JAKARTA – Pengacara Dharnawati, Farhat Abbas menegaskan bahwa berdasarkan Berita Acara Penyitaan dan Penahanan dari Komisi Pemberantasan Korupsi (KPK) terhadap kliennya, disebutkan bahwa setoran dana sebesar Rp1,5 miliar ditujukan kepada Menakertras Muhaimin Iskandar.
“Berita Acara Penyitaan dan Penahanan KPK itu menyebutkan dana (Rp1,5 miliar) tersebut buat Menteri (Muhaimin Iskandar). Tidak menyebutkan buat Ketua Umum PKB, tapi Menakertrans,” kata Farhat Abbas saat diskusi di Press Room DPR RI terkait kasus suap di Kemenakertrans di Jakarta, Kamis (15/9).
Menurut Farhat, penyebutan tersebut sudah menjadi resiko Komisi Pemberantasan Korupsi. Farhat menyakini KPK tidak gampang menyebut nama seseorang tanpa ada bukti yang memadai secara hukum.
Farhat menceritakan, seseorang bernama Acos menelepon Plt Bupati Manokwari dan mengadu bahwa Dharnawati tidak komit karena tidak mau menyetor 10 persen dimuka untuk proyek Percepatan Pembangunan Infrastruktur Daerah transmigrasi. Acos juga mengancam akan mengalihkan proyek itu agar dimenangkan oleh pengusaha Jakarta. Lantas Bupati Manokrawi menelpon Dharnawati dan menyampaikan ancaman Acos tersebut.
“Klien saya bilang nanti laporkan KPK dan bilang kementerian apa ini. Klien saya tidak mau setor, karena tahu itu tidak boleh dan memang tidak ada uang,” jelas Farhat.
Namun, imbuh Farhat, Dadong dan Nyoman dua pejabat Kemenakertrans tidak kehilangan akal. Saat mau lebaran mereka beraksi.
“Dadong menelepon Dharnawati dan bilang menteri (Menakertrans) pinjam Rp1,5 miliar, tapi lebihkan menjadi Rp1,6 milliar,” katanya.
Meski begitu, Farhat tidak menyimpulkan apakah Menaketrans terlibat secara langsung atau tidak. Karena Dharnawati mengakui tidak pernah bertemu dan komunikasi dengan Muhaimin.
“Klien kami diancam kalau tidak setor bisa bahaya. Dadong yang SMS. Dadong menyatakan uang itu untuk pak Menteri,” kata Farhat.
Setelah uang itu diterima, imbuh Farhat, Dadong tidak membuat kuitansi tanda terima. “Karena alasannya buat apa buat kwitansi, karena uangnya buat pak Menteri. Uang awal di mobil, namun saat diperiksa sudah ada di ruangan Direktur Jendral (Kemenakertrans),” tambahnya.

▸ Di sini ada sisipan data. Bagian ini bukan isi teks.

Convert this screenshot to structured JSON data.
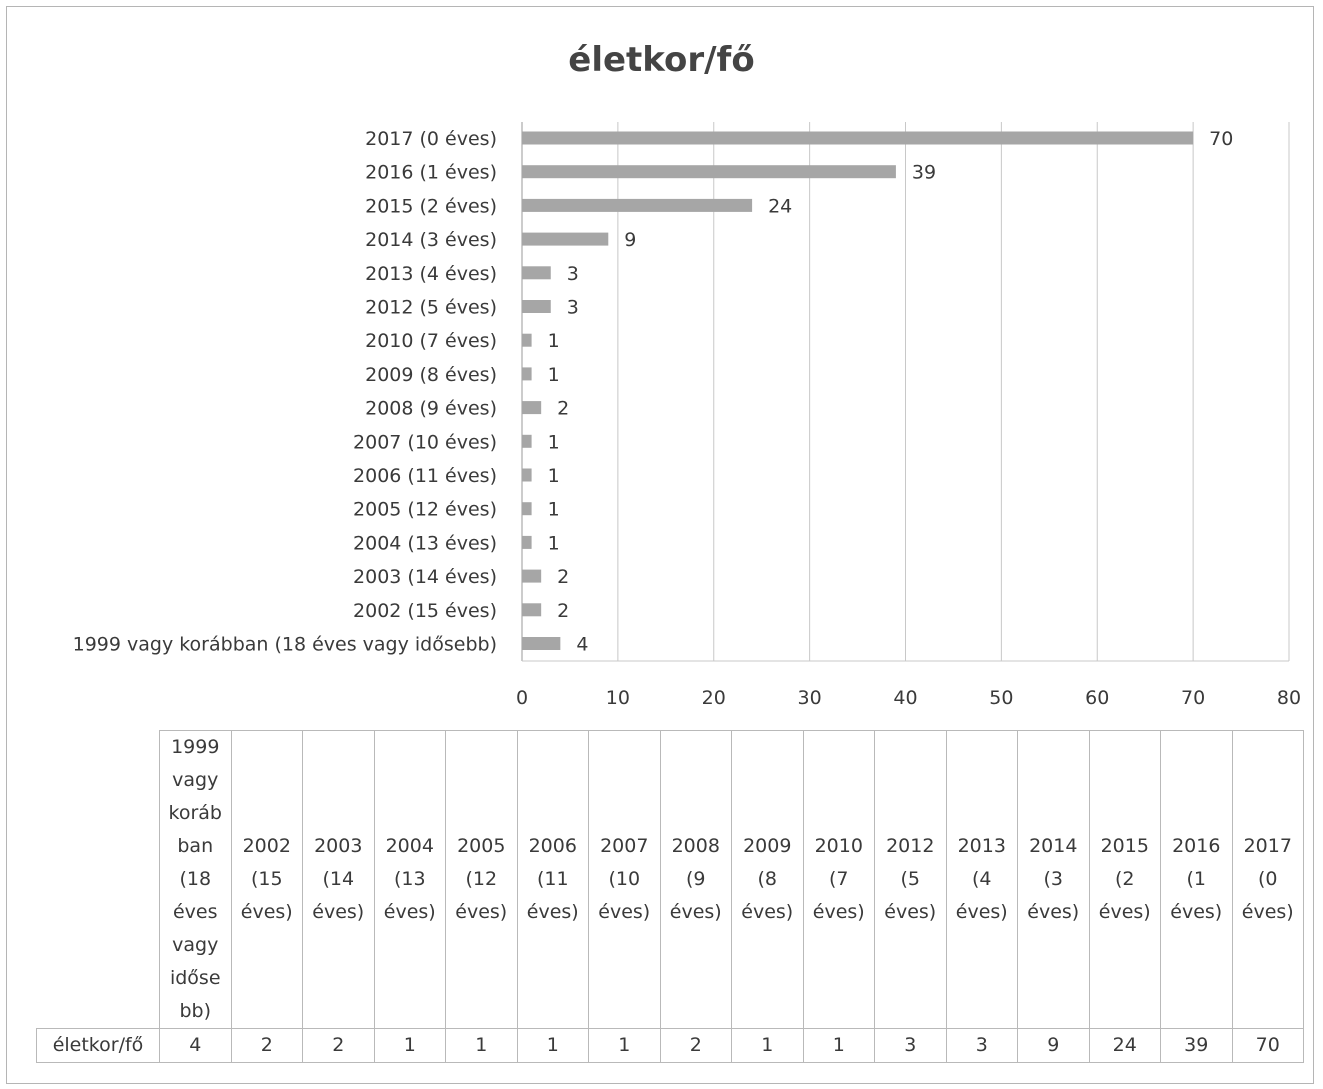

Awalnya, lanjut dia, masalah itu tidak melebar, justru dari kedua pejabat Kemenakertrans tersebut keluarlah nama Menakertrans. “Berita Acara penahanan dan penyitaan itu jelas sebut nama pribadi dan jabatannya. Sekarang Nyoman dan Dadong lempar badan seolah-olah mereka ini adalah korban pak Menteri yang tidak bertanggungjawab,” katanya.
Menurutnya, kliennya tidak pernah setor 10 persen untuk Banggar DPR. “Tapi, unsur paksaan dan pemerasaan itu ada, ini dibuktikan SMS dan rekaman telepon.”
Terkait dirinya membeberkan isi berita acara, Farhat mengatakan, itu tidak masalah. “Surat berita acara itu bukan sifat rahasia. Kita tidak keberatan KPK menyerahkan kepada Ketua RT, RW kelurahan. Yang jelas isinya tidak berubah.”
Pihaknya, kini menunggu apakah KPK bisa menemukan bukti, siapa pengusaha dan perusahaan apa saja yang sudah setor 10 persen, siapa saja anggota Banggar yang terlibat. “Klien kami hanya korban,” pungkasnya.